Turkey says U.N. Security Council should end 'massacre' in Syria's Ghouta

Smoke rises from the rebel held besieged town of Hamouriyeh, eastern Ghouta, near Damascus, Syria, February 21, 2018. REUTERS/Bassam Khabieh

ANKARA (Reuters) - The United Nations should end a "massacre" by Syria's government in eastern Ghouta, the spokesman for Turkish President Tayyip Erdogan said ahead of a U.N. Security Council vote on Saturday on a demand for a 30-day ceasefire in Syria.

A draft resolution aimed at ending a deadly pro-government bombing campaign in the eastern Ghouta district and elsewhere in Syria was delayed by the U.N. Security Council on Friday after a flurry of last-minute negotiations caused a 24-hour delay.

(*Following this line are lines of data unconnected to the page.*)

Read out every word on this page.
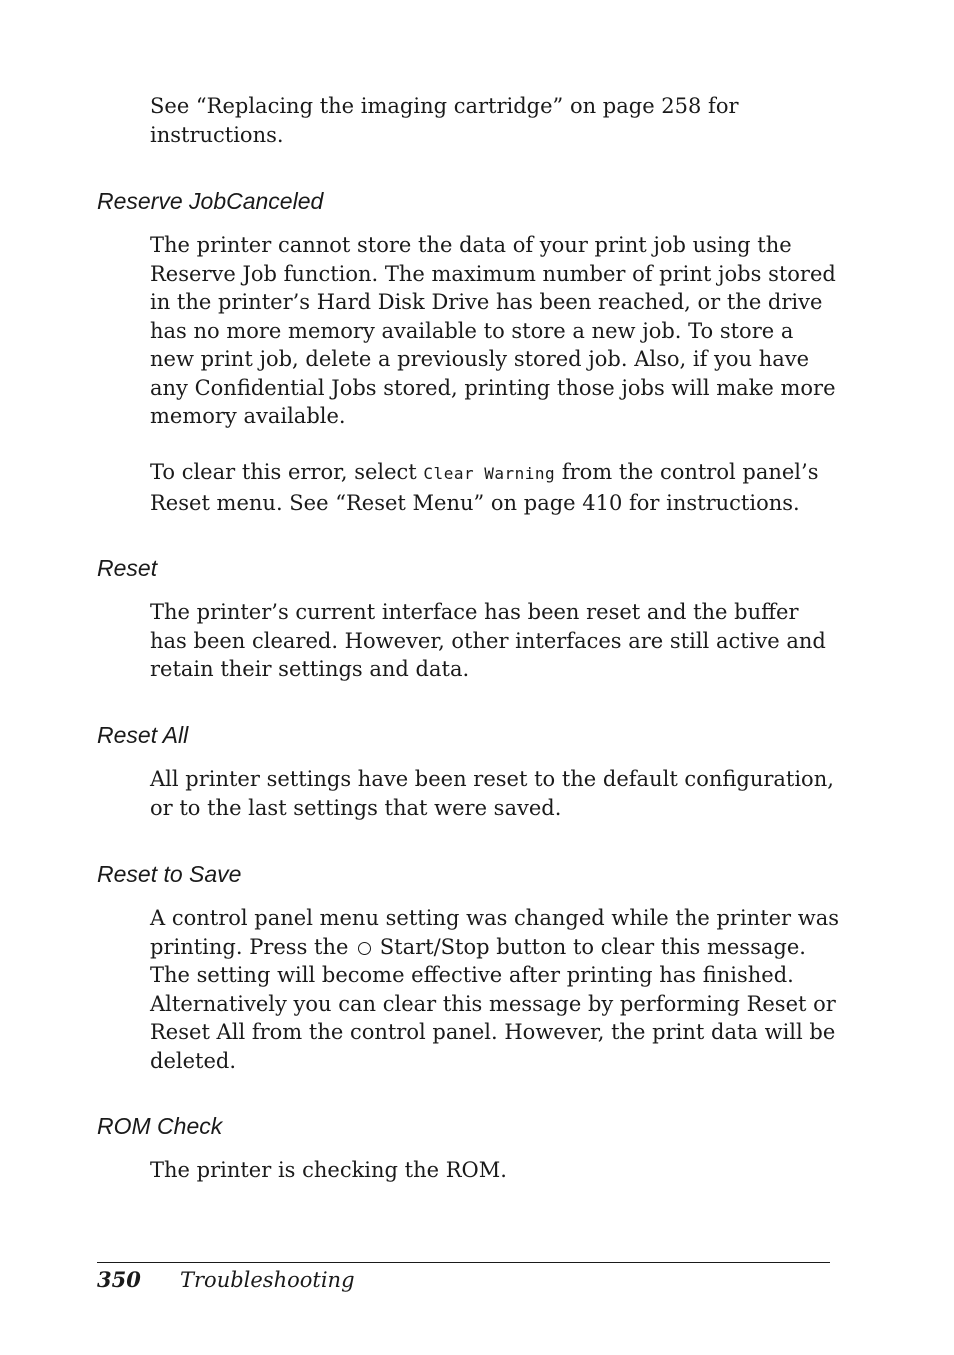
See “Replacing the imaging cartridge” on page 258 for instructions.

Reserve JobCanceled

The printer cannot store the data of your print job using the Reserve Job function. The maximum number of print jobs stored in the printer’s Hard Disk Drive has been reached, or the drive has no more memory available to store a new job. To store a new print job, delete a previously stored job. Also, if you have any Confidential Jobs stored, printing those jobs will make more memory available.

To clear this error, select Clear Warning from the control panel’s Reset menu. See “Reset Menu” on page 410 for instructions.

Reset

The printer’s current interface has been reset and the buffer has been cleared. However, other interfaces are still active and retain their settings and data.

Reset All

All printer settings have been reset to the default configuration, or to the last settings that were saved.

Reset to Save

A control panel menu setting was changed while the printer was printing. Press the  Start/Stop button to clear this message. The setting will become effective after printing has finished. Alternatively you can clear this message by performing Reset or Reset All from the control panel. However, the print data will be deleted.

ROM Check

The printer is checking the ROM.

350 Troubleshooting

The ceasefire will be put to the vote in the 15-member council at noon (1700 GMT) on Saturday.

Turkey, one of the main backers of rebels fighting to overthrow President Bashar al-Assad, on Saturday called for the world to jointly put an end to one of the deadliest pro-government bombing campaigns targeting rebels in the seven-year Syrian civil war.

"The Assad regime is carrying out a massacre in eastern Ghouta... A vote will be held in the UNSC for the attacks to end and aid to be delivered. The whole world should jointly say 'stop' to this massacre," Erdogan's spokesman, Ibrahim Kalin, wrote on Twitter.

Warplanes pounded the eastern Ghouta rebel enclave again on Saturday, the seventh day in a row of a fierce escalation by Damascus and its allies, an emergency service, a witness and a monitoring group said.

A surge of rocket fire, shelling and air strikes has killed nearly 500 people since Sunday night, the Syrian Observatory for Human Rights said. The dead included more than 120 children.

Previous ceasefires have had a poor record of ending fighting in Syria, where Assad's forces have gained the upper hand with support from Russia, which has a history of standing in the way of Security Council measures that would harm Assad's interests.